A few days ago, I was randomly bored and decided to start reading about Plan9, because everybody seems to love it so much for some reason. I am now part of said cult.

Unix has always been that one system design that has just kind of... been. Right back since the original Unix in the 70s, a massive amount of operating systems, old and modern, have been based on it. For good reason too - its design was genuinely smart. I mean, `fork()` is kind of inefficient (I love modern vfork... but that's a whole different blog post), but overall it's a good design for its time.

However, Unix devs in the 90s came together and were kinda just like, "look we made a cool thing but that was decades ago for a non-networked world which was built for monolithic systems and half-assed everything-is-a-file, let's do this for REAL, for a modern networked world that works well in a microkernel or hybrid kernel with minimal speed sacrifices... and most importantly, make it ACTUALLY everything-is-a-file."

And so Plan9 was born. A beautiful experimental OS that had a stable system by using a microkernel, was actually quite performant, had much cleaner APIs, was made for networking, and of course, was still based on Unix design at heart.

I won't go through the exact details because my knowledge of Plan9 is limited, but here is a brief summary of the basic big things that are so great about Plan9.

Namespaces

These ended up actually coming to Linux to some lesser extent - basically, in Plan9 when you mount a filesystem to a mountpoint, it isn't a global thing like a single mountpoint list. Instead, there is one for each process, and these mountpoints are passed down. Like if I mount a filesystem from my shell then try access it from another already running shell, it won't work. But, it's passed down to children, so if I then run a new shell from the shell I mounted it on, I'll be able to access the mountpoint. This gives you a bunch of nifty tricks you can do with driver devices and such, but really it's just another layer of process separation where each process can have it's own entire view of the filesystem.

Everything-is-actually-a-file

Normal Unix likes to call everything a file, just because of stuff like `/dev` and `/proc`. But you know what isn't a file? Syscalls.

Imagine if every time you wanted to do a system call, you just access a file and write the command to it? That's honestly pretty much the biggest thing of Plan9, at least to me.
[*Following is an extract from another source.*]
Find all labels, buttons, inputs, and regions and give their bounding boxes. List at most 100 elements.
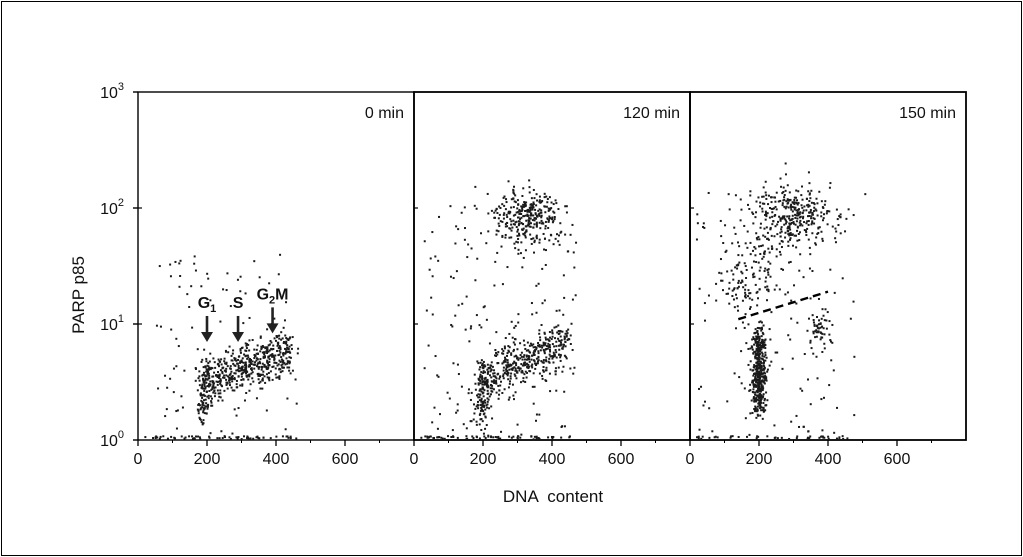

It's a huge speed boost and gives a pretty clean API. You just have some basic IO syscalls, then the rest is writing commands to files. For example, here's how you would kill a process:

fd_t fd = procfd(pid); // get the file resource for the process it is meant to kill
write(fd, "kill", 4);

Absolutely beautiful. Plus, you now can `mmap()` the resource into memory so you can write to it without even needing a `write()` syscall - nearly zero actual syscalls needed! Tell me a better way to improve speed than to just barely ever need actual syscalls. Yes, a microkernel design can slow things down, but I daresay this compensates for that a fair bit. But that microkernel design goes a bit more to the next point...

Drivers are anonymous

Similar to how I can post ragebait takes on Reddit without anybody tracing it back to me (well you could pretty easily if you bothered, my full name is scarily easily avaliable online... but most people don't luckily!), drivers on Plan9 are the same. Of course, just like in classic Unix, they are just devices. Like any microkernel-design OS, including Unix microkernels, most of said drivers are handled in userspace. But in Plan9, these drivers are completely anonymous because there is no kind of normal IPC to handle them: a process can simply create a device and set up handlers, then another process can access it, not caring what process handles it, or even whether it's handled by the kernel or by a user program. It just does not matter. At all.

And thus ends my rant for the most part. All I'll add is, yes, it may be an experimental OS that isn't designed for real use, but that doesn't mean it's been useless in the real world. Linux has partially taken it's concept of namespaces, albeit not completely, but possibly even more importantly, Plan9 was the first to implement UTF-8, and now pretty much every modern OS supports it! Experimental doesn't mean useless, it means instead of bringing features to users, it means bringing ideas for features to other systems which can then bring them to users.